As Congress debates the merits of having a two-tiered Internet, one telecommunications industry group is looking to advance the ability to move premium content across different network boundaries.
The IPSphere Forum—which includes equipment suppliers, service providers, application vendors and software companies—is creating the technical underpinnings to allow end-user applications to automatically request the level of security, quality of service and bandwidth they need from their network provider and have that delivered across the Internet.
“The charter of the organization is to work on an agreed commercial framework that embraces todays Internet but extends business models beyond whats possible in todays Internet,” said Kevin Dillon, president and chair of the IPSphere Forum and vice president, Technology Office of Juniper Networks, in Melbourne, Australia.
Todays Internet is an ad hoc, cooperative collection of separate and independent IP networks operated by different carriers, said Tom Nolle, president of Cimi, a Voorhees, N.J., consulting company.
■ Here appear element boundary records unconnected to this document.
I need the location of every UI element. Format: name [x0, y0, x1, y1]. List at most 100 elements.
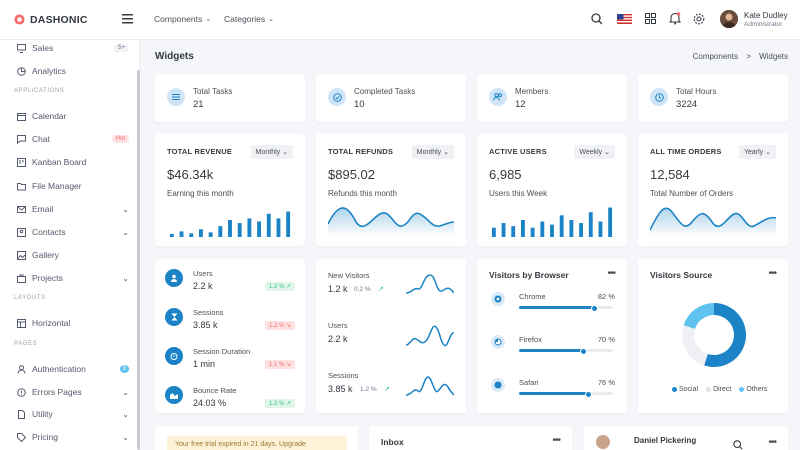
- browser-progress-fill: [519, 304, 599, 312]
- sidebar-scrollbar[interactable]: [137, 70, 140, 450]
- visitors-source-donut-chart: [682, 303, 746, 367]
- period-select[interactable]: Yearly ⌄: [738, 145, 776, 159]
- sidebar-item-projects[interactable]: Projects ⌄: [17, 273, 129, 283]
- card-subtitle: Total Number of Orders: [650, 189, 734, 198]
- bar: [189, 233, 194, 237]
- breadcrumb: Components > Widgets: [693, 52, 788, 61]
- sidebar-item-errors-pages[interactable]: Errors Pages ⌄: [17, 387, 129, 397]
- card-value: $895.02: [328, 167, 375, 182]
- sidebar-item-email[interactable]: Email ⌄: [17, 204, 129, 214]
- new-visitors-sparkline: [406, 274, 454, 294]
- sidebar-item-label: Utility: [32, 409, 53, 419]
- folder-icon: [17, 182, 26, 191]
- metric-value: 1 min: [193, 359, 216, 369]
- bar: [491, 227, 496, 237]
- sidebar-item-file-manager[interactable]: File Manager: [17, 181, 129, 191]
- breadcrumb-components[interactable]: Components: [692, 52, 738, 61]
- clock-icon: [650, 88, 668, 106]
- sidebar-item-kanban-board[interactable]: Kanban Board: [17, 157, 129, 167]
- chevron-down-icon: ⌄: [122, 273, 129, 283]
- sidebar-item-utility[interactable]: Utility ⌄: [17, 409, 129, 419]
- page-title: Widgets: [155, 51, 194, 62]
- visitors-sparklines-card: New Visitors 1.2 k 0.2 % ↗ Users 2.2 k S…: [316, 259, 466, 413]
- more-options-icon[interactable]: •••: [552, 435, 560, 446]
- apps-grid-icon[interactable]: [645, 13, 656, 24]
- stat-value: 10: [354, 99, 365, 110]
- brand-logo[interactable]: DASHONIC: [0, 14, 140, 26]
- monitor-icon: [17, 43, 26, 53]
- card-title: TOTAL REFUNDS: [328, 147, 394, 156]
- search-icon[interactable]: [733, 440, 743, 450]
- browser-progress-track: [519, 390, 613, 398]
- sidebar-item-contacts[interactable]: Contacts ⌄: [17, 227, 129, 237]
- more-options-icon[interactable]: •••: [768, 268, 776, 279]
- bar: [247, 218, 252, 237]
- notification-bell-icon[interactable]: [669, 12, 681, 25]
- arrow-down-right-icon: ↘: [285, 323, 291, 329]
- sidebar-item-analytics[interactable]: Analytics: [17, 66, 129, 76]
- sidebar-item-chat[interactable]: Chat Hot: [17, 134, 129, 144]
- categories-dropdown[interactable]: Categories ⌄: [224, 14, 274, 24]
- sidebar-item-authentication[interactable]: Authentication 9: [17, 364, 129, 374]
- stat-label: Completed Tasks: [354, 87, 416, 96]
- calendar-icon: [17, 112, 26, 121]
- users-icon: [489, 88, 507, 106]
- visitors-source-card: Visitors Source ••• Social Direct Others: [638, 259, 788, 413]
- stat-card-total-tasks: Total Tasks 21: [155, 74, 305, 122]
- sidebar-badge: 5+: [114, 44, 129, 52]
- period-select[interactable]: Weekly ⌄: [574, 145, 615, 159]
- list-icon: [167, 88, 185, 106]
- visitor-label: Sessions: [328, 371, 359, 380]
- bar: [511, 226, 516, 237]
- chevron-down-icon: ⌄: [122, 409, 129, 419]
- menu-toggle-icon[interactable]: [122, 14, 133, 24]
- period-select[interactable]: Monthly ⌄: [411, 145, 454, 159]
- summary-card-refunds: TOTAL REFUNDS Monthly ⌄ $895.02 Refunds …: [316, 134, 466, 246]
- search-icon[interactable]: [591, 13, 603, 25]
- layout-icon: [17, 318, 26, 328]
- bar: [257, 221, 262, 237]
- user-name: Kate Dudley: [744, 10, 788, 20]
- sidebar-item-sales[interactable]: Sales 5+: [17, 43, 129, 53]
- sidebar-item-calendar[interactable]: Calendar: [17, 111, 129, 121]
- bar: [266, 213, 271, 237]
- card-title: TOTAL REVENUE: [167, 147, 233, 156]
- browser-progress-track: [519, 304, 613, 312]
- card-subtitle: Refunds this month: [328, 189, 397, 198]
- metric-row-bounce-rate: Bounce Rate 24.03 % 1.2 % ↗: [165, 381, 295, 411]
- donut-legend: Social Direct Others: [672, 386, 767, 393]
- donut-slice-social: [704, 303, 746, 367]
- period-select[interactable]: Monthly ⌄: [250, 145, 293, 159]
- trial-alert: Your free trial expired in 21 days. Upgr…: [167, 436, 347, 450]
- sidebar-item-label: Kanban Board: [32, 157, 87, 167]
- metric-row-sessions: Sessions 3.85 k 1.2 % ↘: [165, 303, 295, 333]
- metric-label: Users: [193, 269, 213, 278]
- browser-progress-fill: [519, 347, 587, 355]
- sidebar-item-pricing[interactable]: Pricing ⌄: [17, 432, 129, 442]
- components-dropdown[interactable]: Components ⌄: [154, 14, 211, 24]
- card-title: ALL TIME ORDERS: [650, 147, 722, 156]
- chevron-down-icon: ⌄: [604, 149, 610, 156]
- more-options-icon[interactable]: •••: [607, 268, 615, 279]
- visitor-pct: 1.2 %: [360, 386, 377, 393]
- contacts-icon: [17, 227, 26, 237]
- sidebar-item-horizontal[interactable]: Horizontal: [17, 318, 129, 328]
- more-options-icon[interactable]: •••: [768, 437, 776, 448]
- legend-dot: [706, 386, 712, 392]
- legend-dot: [739, 386, 745, 392]
- user-menu[interactable]: Kate Dudley Administrator: [720, 10, 788, 28]
- metric-label: Session Duration: [193, 347, 251, 356]
- settings-gear-icon[interactable]: [693, 13, 705, 25]
- browser-label: Safari: [519, 378, 539, 387]
- visitor-label: Users: [328, 321, 348, 330]
- stat-card-completed-tasks: Completed Tasks 10: [316, 74, 466, 122]
- summary-card-active-users: ACTIVE USERS Weekly ⌄ 6,985 Users this W…: [477, 134, 627, 246]
- bar: [608, 207, 613, 237]
- us-flag-icon[interactable]: [617, 14, 632, 24]
- arrow-up-right-icon: ↗: [378, 286, 384, 293]
- brand-icon: [14, 14, 25, 25]
- period-value: Weekly: [579, 149, 603, 156]
- sidebar-item-label: Chat: [32, 134, 50, 144]
- trial-alert-text: Your free trial expired in 21 days. Upgr…: [175, 441, 306, 448]
- sidebar-item-gallery[interactable]: Gallery: [17, 250, 129, 260]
“Its one of several applications of IP technology, but we tend to think everything thats built with IP technology is the Internet, and thats not true,” Nolle said. “There are many IP networks, and thats always been the case.”
While its possible today for carriers or network providers to offer premium services such as high-performance VPNs within their own IP networks using MPLS (Multiprotocol Label Switching), allowing that traffic to cross network boundaries is awkward.
Just to create a DSL service today requires the cooperation of many providers that need to partner to deliver that service. “There are commercial agreements, but thats not very flexible, and it doesnt translate to a different type of service, and those practices cant be reused,” Dillon said.
The IPSphere Forum envisions a public network that combines the reach of the Internet with the guaranteed performance and security of a private network through a series of interconnected IPSpheres.
The IPSpheres would be capable of providing dynamic assurances of the requested performance and security levels of the application. Key to that is the IPSphere Forums work on a technical specification that will provide for the commercial framework. The specification, built on an SOA (service-oriented architecture), will enable providers to publish service offers, content, transport technology and the commercial parameters around which the offer is made, Dillon said.
But the specification, which will go through multiple versions before it is mature, wont be complete until early 2007. The next hurdle will be integrating back-end billing systems. Dillon wouldnt speculate on how long that effort could take, although he said it could vary widely from one service provider to another.